Please note that Jetbrain does charge for the IDEA Ultimate Edition, which includes a number of web applications and opens the number of languages IDEA uses. The price of the Ultimate Edition varies but can be high. However, as Javaworld points out, the expense can be worth it.
Make sure to check recent pricing on the Jetbrain website before you opt for the Ultimate Edition of IDEA as your IDE solution for Java. Pricing can be another factor in the IntelliJ vs Eclipse decision.
If you decide to use Eclipse, you should be comfortable with participating in forums to get answers to questions. Most programmers are used to doing this by now, but occasionally, going on forums to get responses can be a bit troublesome. When looking at IntelliJ vs IDEA, this tendency is another positive for IDEA.
IDEA also has plug-ins, but they are not as numerous or as useful as those available to Eclipse users. However, as adherents of IDEA point out, the base development environment in IDEA has functionality that can only be imparted by a plug-in when using other environments.

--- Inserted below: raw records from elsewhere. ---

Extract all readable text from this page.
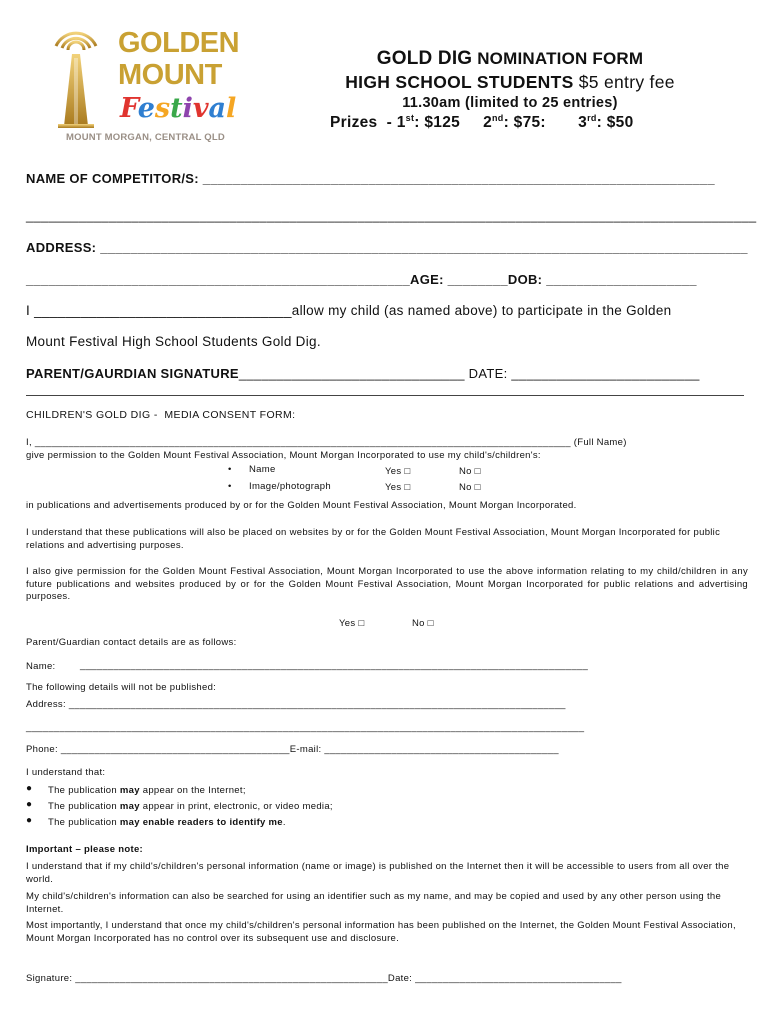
GOLDEN
MOUNT
Festival
MOUNT MORGAN, CENTRAL QLD
GOLD DIG NOMINATION FORM
HIGH SCHOOL STUDENTS $5 entry fee
11.30am (limited to 25 entries)
Prizes  - 1st: $125     2nd: $75:       3rd: $50
NAME OF COMPETITOR/S: ____________________________________________________________________
_________________________________________________________________________________________________
ADDRESS: ______________________________________________________________________________________
___________________________________________________AGE: ________DOB: ____________________
I _________________________________allow my child (as named above) to participate in the Golden
Mount Festival High School Students Gold Dig.
PARENT/GAURDIAN SIGNATURE______________________________ DATE: _________________________
CHILDREN'S GOLD DIG -  MEDIA CONSENT FORM:
I, ________________________________________________________________________________________________ (Full Name)
give permission to the Golden Mount Festival Association, Mount Morgan Incorporated to use my child's/children's:
• Name	Yes □	No □
• Image/photograph	Yes □	No □
in publications and advertisements produced by or for the Golden Mount Festival Association, Mount Morgan Incorporated.
I understand that these publications will also be placed on websites by or for the Golden Mount Festival Association, Mount Morgan Incorporated for public relations and advertising purposes.
I also give permission for the Golden Mount Festival Association, Mount Morgan Incorporated to use the above information relating to my child/children in any future publications and websites produced by or for the Golden Mount Festival Association, Mount Morgan Incorporated for public relations and advertising purposes.
Yes □	No □
Parent/Guardian contact details are as follows:
Name:	___________________________________________________________________________________________
The following details will not be published:
Address: _________________________________________________________________________________________
____________________________________________________________________________________________________
Phone: _________________________________________E-mail: __________________________________________
I understand that:
● The publication may appear on the Internet;
● The publication may appear in print, electronic, or video media;
● The publication may enable readers to identify me.
Important – please note:
I understand that if my child's/children's personal information (name or image) is published on the Internet then it will be accessible to users from all over the world.
My child's/children's information can also be searched for using an identifier such as my name, and may be copied and used by any other person using the Internet.
Most importantly, I understand that once my child's/children's personal information has been published on the Internet, the Golden Mount Festival Association, Mount Morgan Incorporated has no control over its subsequent use and disclosure.
Signature: ________________________________________________________Date: _____________________________________
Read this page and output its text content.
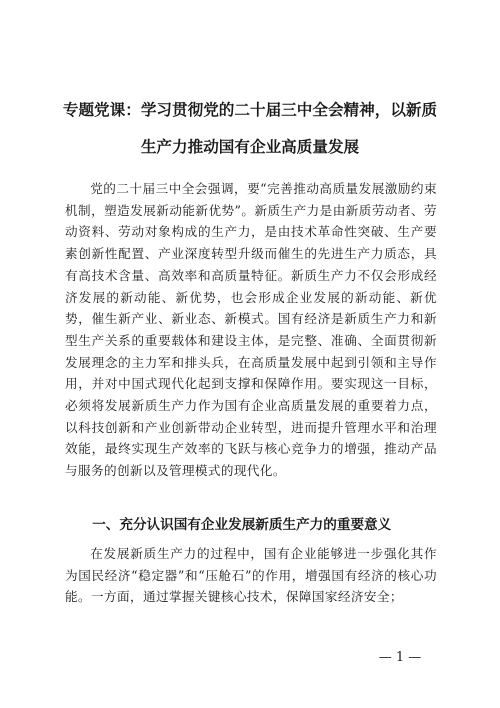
专题党课：学习贯彻党的二十届三中全会精神，以新质
生产力推动国有企业高质量发展

党的二十届三中全会强调，要“完善推动高质量发展激励约束机制，塑造发展新动能新优势”。新质生产力是由新质劳动者、劳动资料、劳动对象构成的生产力，是由技术革命性突破、生产要素创新性配置、产业深度转型升级而催生的先进生产力质态，具有高技术含量、高效率和高质量特征。新质生产力不仅会形成经济发展的新动能、新优势，也会形成企业发展的新动能、新优势，催生新产业、新业态、新模式。国有经济是新质生产力和新型生产关系的重要载体和建设主体，是完整、准确、全面贯彻新发展理念的主力军和排头兵，在高质量发展中起到引领和主导作用，并对中国式现代化起到支撑和保障作用。要实现这一目标，必须将发展新质生产力作为国有企业高质量发展的重要着力点，以科技创新和产业创新带动企业转型，进而提升管理水平和治理效能，最终实现生产效率的飞跃与核心竞争力的增强，推动产品与服务的创新以及管理模式的现代化。

一、充分认识国有企业发展新质生产力的重要意义

在发展新质生产力的过程中，国有企业能够进一步强化其作为国民经济“稳定器”和“压舱石”的作用，增强国有经济的核心功能。一方面，通过掌握关键核心技术，保障国家经济安全；

— 1 —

IDEA’s environment runs faster than Eclipse. IDEA generally does not have any issues with the plug-ins that are available to it. There is no need to worry about plug-ins having conflicts or even crashing the development environment as you would in Eclipse. IDEA does not compile in the background as you code, which also helps it run smoothly.
Another benefit to using IDEA is that documentation tends to be fairly easy to find and up-to-date, due to the fact one company manages it. Meanwhile, with Eclipse, documentation may lag implementation of features by several months.
IDEA also includes Git integration, and some Git-specific features are especially noteworthy. For example, when working with Git, it’s much easier to find files with merge conflicts than it used to be.
IDEA groups these files under a Merge Conflicts mode for each changelist. All you have to do to fix any issues caused by a merge conflict is to click the Resolve action link. Clicking will open the Files Merged with Conflicts dialog, and you will be able to fix the merge conflict.
The latest version of IDEA aids the user in helping to resolve Git conflicts. It now displays Git branch names in a Files Merged with Conflicts dialog when you perform a pull, merge, or rebase. When using this dialog, you may group files by directory, which should come in handy if there are multiple files merged with conflicts.
Another feature for IDEA to note is a preview panel for Extract Method refactoring. This preview allows you to see what the results of your refactoring will look like before confirming the changes. Refactoring can be extremely useful when trying to achieve an easy-to-read code base. If you have a lot of duplicated fragments in your code, previewing your Extract Method refactoring can save a lot of time and hassle.
Despite the many positives included, IDEA is seen as lacking in plug-ins. If there is a specific functionality that you need for a particular Java project, you may want to check and make sure it is supported before choosing to use IDEA.
IntelliJ vs Eclipse? You Choose
As you can see, both Jetbrain’s IDEA and Eclipse are valid IDEs for programming in Java. However, they do have very different strengths and weaknesses.
When considering IntelliJ vs Eclipse, keep in mind that Eclipse is well-supported and has been open-source for much longer than IDEA. Its plug-ins provide flexibility that IDEA still can’t match, even though the makers of IDEA recently made it open-source as well.
However, Eclipse’s documentation lags its latest release. Depending on the plug-ins chosen, Eclipse can run slowly compared to other IDEs.
IDEA, however, tends to run faster than Eclipse does. Documentation is generally up-to-date, which is an advantage for anyone who doesn’t have time to go on forums to get answers to questions.
IDEA doesn’t have as many plug-ins as Eclipse does. However, according to the internet, IDEA is more stable than Eclipse. For these reasons, if considering IntelliJ vs Eclipse, you would do well to choose Jetbrain/IntelliJ’s IDEA as your Integrated Development Environment for your next project.